Businesses only have six months to prepare for the EU's General Data Protection Regulation (GDPR), but a recent study has found that they're still greatly confused by the details.
According research conducted by cyber security firm Trend Micro, there's a great deal of confusion among businesses about such regulations.
The study quizzed more than 1,000 global IT decision-makers about their thoughts around data protection laws and regulations, with 30 per cent being unable to agree what "State of the Art" security requirements actually entail.
There were a number of core findings in the study. In particular, 30 per cent of businesses define "State of the Art" security has buying a cyber security protection product from an established market leader.
Meanwhile, 17 per cent believe that it's using products that pass third-party tests. And 16 per cent said they think the term responds to products that have been rated highly by analyst reports.
Additionally, 14 per cent said it covers start-ups providing innovative security products, and worryingly, 12 per cent of IT bosses are more concerned about the prices of products rather than if they meet GDPR requirements.
Bharat Mistry, principal security strategist for Trend Micro, said: "There are many hurdles for businesses to overcome in establishing GDPR compliance - trying to demystify what ‘State of the Art' means is but another challenge on the list.
"Regulatory enforcement bodies should offer further clarification on what ‘State of the Art' means, so businesses can ensure they're not stepping into a fine once May 2018 arrives."
The report also found that businesses struggle when having to report a data breach to regional data protection authorities and customers.
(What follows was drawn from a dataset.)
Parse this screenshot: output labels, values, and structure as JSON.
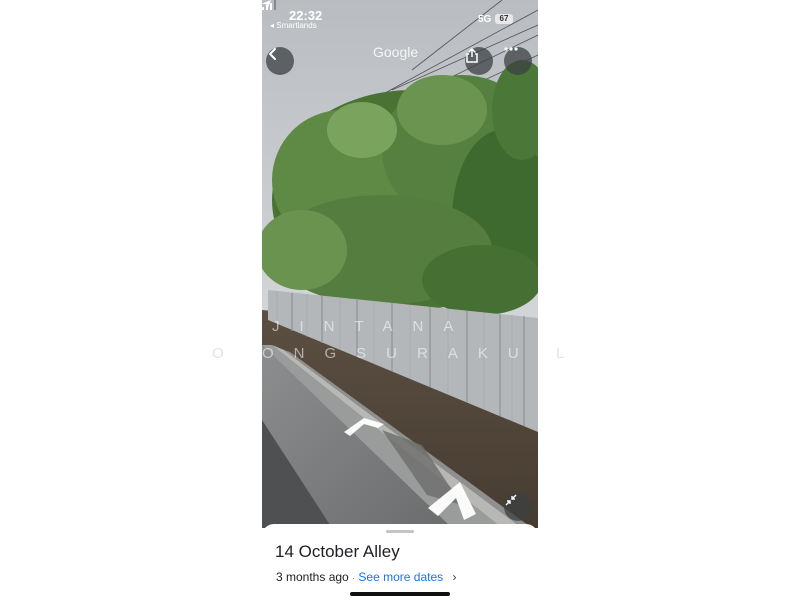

Just 63 per cent of businesses have a significant notification process in place, and in countries like the US, firms have to deal with this issue on a state-by-state basis. That can slow down processes.
However, going against GDPR guidelines, 21 per cent of respondents said their companies have processes in place but avoid telling customers about data breaches.
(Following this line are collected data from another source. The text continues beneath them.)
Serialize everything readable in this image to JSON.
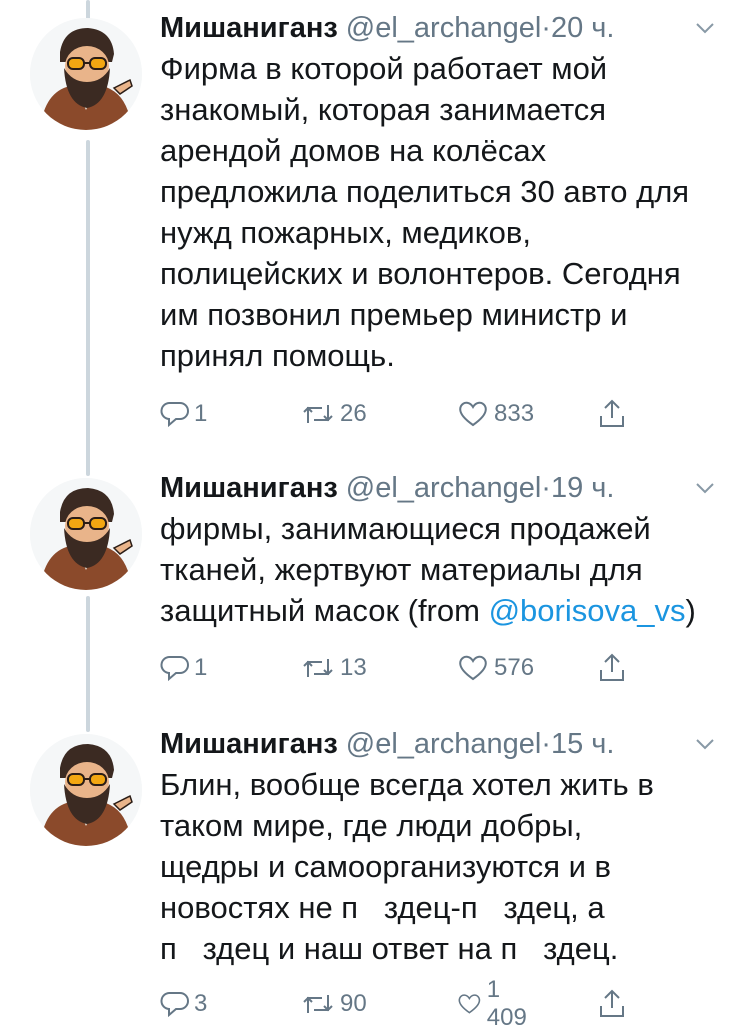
{
  "tweets": [
    {
      "name": "Мишаниганз",
      "handle": "@el_archangel",
      "separator": "·",
      "time": "20 ч.",
      "lines": [
        "Фирма в которой работает мой",
        "знакомый, которая занимается",
        "арендой домов на колёсах",
        "предложила поделиться 30 авто для",
        "нужд пожарных, медиков,",
        "полицейских и волонтеров. Сегодня",
        "им позвонил премьер министр и",
        "принял помощь."
      ],
      "replies": "1",
      "retweets": "26",
      "likes": "833"
    },
    {
      "name": "Мишаниганз",
      "handle": "@el_archangel",
      "separator": "·",
      "time": "19 ч.",
      "lines": [
        "фирмы, занимающиеся продажей",
        "тканей, жертвуют материалы для"
      ],
      "last_line_prefix": "защитный масок (from ",
      "last_line_mention": "@borisova_vs",
      "last_line_suffix": ")",
      "replies": "1",
      "retweets": "13",
      "likes": "576"
    },
    {
      "name": "Мишаниганз",
      "handle": "@el_archangel",
      "separator": "·",
      "time": "15 ч.",
      "lines": [
        "Блин, вообще всегда хотел жить в",
        "таком мире, где люди добры,",
        "щедры и самоорганизуются и в",
        "новостях не п   здец-п   здец, а",
        "п   здец и наш ответ на п   здец."
      ],
      "replies": "3",
      "retweets": "90",
      "likes": "1 409"
    }
  ],
  "icons": {
    "reply": "reply-icon",
    "retweet": "retweet-icon",
    "like": "heart-icon",
    "share": "share-icon",
    "more": "chevron-down-icon",
    "avatar": "bearded-man-avatar"
  },
  "colors": {
    "text": "#14171a",
    "secondary": "#657786",
    "link": "#1b95e0",
    "thread_line": "#ccd6dd"
  }
}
Due to the fact that there's a lack of specific approach definitions offered by data protection authorities, companies are struggling to put the right mechanisms in place to protect customers.
Intruder identification technology is the most commonly implemented solution, with 34 per cent incorporating it into their companies.
Data leak protection (DLP) products follow closely, with 33 per cent using them. 29 per cent are using encrypted hardware to protect data.
Despite these investments, the research reveals that companies are failing to take steps to qualify their approach to this technology - relying on single purpose or legacy defences.
"Educating employees and updating data protection policies is all well and good, but if corporate data isn't protected, intruders can't be detected, and if protections aren't in place to prevent data leaks, businesses don't have a cybersecurity strategy," Mistry continued.
"There's no silver bullet to cybersecurity; it's an all-encompassing war in which multiple techniques are necessary to fight hackers' increasing pragmatism. Any business that doesn't realize this quite simply won't be compliant with the regulation."